Taking a last look at Aphrodite, he rested a hand on Leo’s shoulder. “T’is not your fault. Even when she came to you for guidance, you could have never known infidelity and dishonestly was in her heart.”

“I should had some inkling,” Leo grimaced.

This time Oswald laughed. “You’re a priest Leo, not a seer. Don’t blame yourself. All that sin rested on her and she paid the ultimate price for it.”

“To this day I shudder when I remember seeing her in her carriage, that jagged blade stabbed right through her heart.” Leo shuddered. “Whoever the blackguard who killed her is, he is a heathen of the worst sort.”

“I know,” Oswald said. “And to this day the investigators have no inkling of who that man is. I suppose it is another thing to add to my already long list of unsolved issues. Let’s head back. I suspect you do not have much time to spare. By the way, when you go home, just tell Mother that I’m fine, would you?”

Turning away from the party, Leo gave Oswald an unconvincing look. “Why do you think Aunt has something to do with my visit?”

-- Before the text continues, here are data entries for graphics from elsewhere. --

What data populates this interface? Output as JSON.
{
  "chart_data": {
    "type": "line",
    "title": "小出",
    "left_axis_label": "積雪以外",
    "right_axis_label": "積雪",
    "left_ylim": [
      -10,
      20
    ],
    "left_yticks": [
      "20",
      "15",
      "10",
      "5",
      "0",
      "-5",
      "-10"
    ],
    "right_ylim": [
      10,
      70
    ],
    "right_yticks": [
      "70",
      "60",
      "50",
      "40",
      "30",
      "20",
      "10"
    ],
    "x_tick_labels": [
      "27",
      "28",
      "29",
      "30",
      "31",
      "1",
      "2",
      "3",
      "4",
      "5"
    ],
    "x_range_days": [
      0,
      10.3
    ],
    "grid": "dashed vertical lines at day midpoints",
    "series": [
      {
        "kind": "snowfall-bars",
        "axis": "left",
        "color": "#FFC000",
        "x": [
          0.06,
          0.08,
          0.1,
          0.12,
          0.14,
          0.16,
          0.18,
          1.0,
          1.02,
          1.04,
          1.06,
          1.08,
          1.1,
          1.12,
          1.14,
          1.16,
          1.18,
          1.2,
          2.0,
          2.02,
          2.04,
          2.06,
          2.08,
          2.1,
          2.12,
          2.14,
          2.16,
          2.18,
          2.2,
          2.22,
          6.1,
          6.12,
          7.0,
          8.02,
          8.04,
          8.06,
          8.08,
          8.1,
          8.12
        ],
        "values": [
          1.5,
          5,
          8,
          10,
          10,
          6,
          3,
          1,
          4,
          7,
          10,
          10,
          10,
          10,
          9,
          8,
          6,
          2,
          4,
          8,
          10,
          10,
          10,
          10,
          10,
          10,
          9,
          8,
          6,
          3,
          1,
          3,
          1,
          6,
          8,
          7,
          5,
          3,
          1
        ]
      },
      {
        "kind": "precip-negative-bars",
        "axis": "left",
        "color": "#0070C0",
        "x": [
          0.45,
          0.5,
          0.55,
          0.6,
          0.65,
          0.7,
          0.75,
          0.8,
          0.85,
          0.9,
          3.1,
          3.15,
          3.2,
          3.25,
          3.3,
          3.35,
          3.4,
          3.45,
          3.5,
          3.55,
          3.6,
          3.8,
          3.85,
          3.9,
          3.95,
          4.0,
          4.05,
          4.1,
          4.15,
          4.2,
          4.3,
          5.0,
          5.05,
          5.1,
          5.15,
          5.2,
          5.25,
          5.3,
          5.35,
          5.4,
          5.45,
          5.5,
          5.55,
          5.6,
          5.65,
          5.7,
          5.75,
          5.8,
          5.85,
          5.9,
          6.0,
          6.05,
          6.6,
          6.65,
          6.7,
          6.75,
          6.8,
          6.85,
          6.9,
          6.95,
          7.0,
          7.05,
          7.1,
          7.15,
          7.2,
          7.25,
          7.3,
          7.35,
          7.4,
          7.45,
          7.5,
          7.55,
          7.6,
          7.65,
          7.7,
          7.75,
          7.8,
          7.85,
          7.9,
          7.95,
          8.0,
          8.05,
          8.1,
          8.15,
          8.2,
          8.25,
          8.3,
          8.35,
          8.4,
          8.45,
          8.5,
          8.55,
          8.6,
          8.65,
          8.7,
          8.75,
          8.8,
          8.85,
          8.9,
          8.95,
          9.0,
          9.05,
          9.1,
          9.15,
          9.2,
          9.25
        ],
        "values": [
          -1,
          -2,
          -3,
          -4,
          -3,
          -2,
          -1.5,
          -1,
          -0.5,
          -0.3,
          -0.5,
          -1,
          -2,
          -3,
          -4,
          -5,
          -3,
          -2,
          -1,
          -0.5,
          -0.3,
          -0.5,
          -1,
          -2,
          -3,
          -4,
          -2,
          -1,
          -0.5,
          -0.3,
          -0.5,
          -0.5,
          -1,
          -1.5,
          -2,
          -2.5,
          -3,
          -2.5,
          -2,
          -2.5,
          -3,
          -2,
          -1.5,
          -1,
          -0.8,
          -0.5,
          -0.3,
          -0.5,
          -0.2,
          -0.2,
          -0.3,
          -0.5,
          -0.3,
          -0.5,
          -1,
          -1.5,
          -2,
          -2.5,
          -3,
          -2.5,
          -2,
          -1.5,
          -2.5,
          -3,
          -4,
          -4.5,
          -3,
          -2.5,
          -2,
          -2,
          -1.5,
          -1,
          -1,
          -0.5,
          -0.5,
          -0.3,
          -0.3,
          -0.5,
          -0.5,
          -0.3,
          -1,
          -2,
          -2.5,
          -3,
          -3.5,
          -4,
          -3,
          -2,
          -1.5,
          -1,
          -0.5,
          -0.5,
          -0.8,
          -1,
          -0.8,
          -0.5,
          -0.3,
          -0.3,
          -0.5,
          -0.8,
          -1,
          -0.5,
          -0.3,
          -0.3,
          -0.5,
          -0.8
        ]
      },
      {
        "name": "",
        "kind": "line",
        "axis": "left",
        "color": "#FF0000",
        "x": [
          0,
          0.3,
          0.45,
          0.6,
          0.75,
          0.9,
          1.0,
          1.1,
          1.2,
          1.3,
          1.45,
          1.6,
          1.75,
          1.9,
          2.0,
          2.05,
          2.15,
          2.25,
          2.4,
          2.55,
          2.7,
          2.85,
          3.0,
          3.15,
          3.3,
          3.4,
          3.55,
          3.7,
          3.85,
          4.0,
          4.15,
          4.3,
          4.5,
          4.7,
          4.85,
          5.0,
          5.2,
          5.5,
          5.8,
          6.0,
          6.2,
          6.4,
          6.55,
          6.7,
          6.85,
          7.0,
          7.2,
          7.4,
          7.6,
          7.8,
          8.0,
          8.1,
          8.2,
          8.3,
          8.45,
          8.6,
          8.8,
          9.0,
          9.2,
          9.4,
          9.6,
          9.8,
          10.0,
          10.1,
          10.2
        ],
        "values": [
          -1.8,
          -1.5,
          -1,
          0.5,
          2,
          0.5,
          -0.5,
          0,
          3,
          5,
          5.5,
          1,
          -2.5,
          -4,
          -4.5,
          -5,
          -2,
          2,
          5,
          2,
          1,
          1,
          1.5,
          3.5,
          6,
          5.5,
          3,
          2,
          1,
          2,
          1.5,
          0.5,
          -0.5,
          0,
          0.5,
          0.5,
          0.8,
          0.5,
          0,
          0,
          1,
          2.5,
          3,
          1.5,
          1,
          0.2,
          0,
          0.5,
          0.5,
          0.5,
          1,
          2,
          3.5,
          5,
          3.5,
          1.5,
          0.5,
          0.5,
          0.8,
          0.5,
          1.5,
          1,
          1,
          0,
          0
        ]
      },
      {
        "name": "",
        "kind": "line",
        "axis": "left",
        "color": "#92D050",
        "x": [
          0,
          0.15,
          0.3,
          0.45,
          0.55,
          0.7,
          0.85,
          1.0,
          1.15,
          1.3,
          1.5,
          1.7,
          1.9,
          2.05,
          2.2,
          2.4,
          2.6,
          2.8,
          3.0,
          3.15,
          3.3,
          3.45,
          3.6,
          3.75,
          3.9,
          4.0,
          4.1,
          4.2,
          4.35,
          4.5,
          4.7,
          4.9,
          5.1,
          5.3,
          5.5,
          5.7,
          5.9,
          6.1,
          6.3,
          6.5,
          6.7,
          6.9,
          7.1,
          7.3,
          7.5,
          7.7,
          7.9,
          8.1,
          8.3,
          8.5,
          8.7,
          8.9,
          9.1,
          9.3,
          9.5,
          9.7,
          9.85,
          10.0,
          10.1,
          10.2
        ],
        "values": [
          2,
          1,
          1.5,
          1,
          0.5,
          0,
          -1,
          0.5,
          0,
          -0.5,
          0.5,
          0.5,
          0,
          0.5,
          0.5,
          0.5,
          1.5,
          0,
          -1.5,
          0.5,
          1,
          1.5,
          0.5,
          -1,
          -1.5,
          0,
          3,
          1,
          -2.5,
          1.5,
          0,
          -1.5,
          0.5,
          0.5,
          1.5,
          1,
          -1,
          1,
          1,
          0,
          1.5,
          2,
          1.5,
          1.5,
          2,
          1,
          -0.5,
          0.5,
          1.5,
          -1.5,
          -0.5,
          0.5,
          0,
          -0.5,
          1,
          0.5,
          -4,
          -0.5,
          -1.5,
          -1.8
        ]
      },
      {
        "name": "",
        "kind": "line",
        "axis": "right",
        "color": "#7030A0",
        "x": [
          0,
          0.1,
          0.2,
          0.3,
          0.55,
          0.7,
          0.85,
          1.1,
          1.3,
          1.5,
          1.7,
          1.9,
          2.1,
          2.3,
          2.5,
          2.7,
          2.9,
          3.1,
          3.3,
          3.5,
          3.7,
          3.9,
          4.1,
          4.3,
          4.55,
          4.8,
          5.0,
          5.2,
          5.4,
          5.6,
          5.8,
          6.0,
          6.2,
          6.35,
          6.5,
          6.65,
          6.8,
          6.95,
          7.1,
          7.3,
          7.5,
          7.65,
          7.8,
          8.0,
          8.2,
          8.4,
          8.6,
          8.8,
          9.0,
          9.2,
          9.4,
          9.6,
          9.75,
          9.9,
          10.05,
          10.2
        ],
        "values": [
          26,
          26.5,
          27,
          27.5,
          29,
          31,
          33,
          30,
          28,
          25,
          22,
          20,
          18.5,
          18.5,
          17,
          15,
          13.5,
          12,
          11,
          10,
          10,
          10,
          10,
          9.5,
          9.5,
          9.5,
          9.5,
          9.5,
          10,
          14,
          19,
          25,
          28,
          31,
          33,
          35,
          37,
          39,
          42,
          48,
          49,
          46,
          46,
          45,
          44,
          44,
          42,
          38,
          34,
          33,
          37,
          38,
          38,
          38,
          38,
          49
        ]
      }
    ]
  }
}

Instead of replying, Oswald gave his cousin a long, level look, causing Leo to chuckle. “Fine, fine, I’ll relay the message that you are the portrait of perfect health.”

“Thank you,” Oswald said.

Later that night as they congregated for another of Lady Pandora’s matchmaking sessions, Oswald had to silently thank his cousin; Leo had reminded him why he was there and what he should be doing. He should be looking for a demure, modest lady to be his wife and his last chances were mingling in the parlor up ahead of him.

He entered the room, decided on seeking out a lovely lady to keep him company—and his eyes landed on Aphrodite, clad in boots, buckskin breeches and a spencer jacket and all thoughts of a demure woman vanished from his mind like water through a sieve.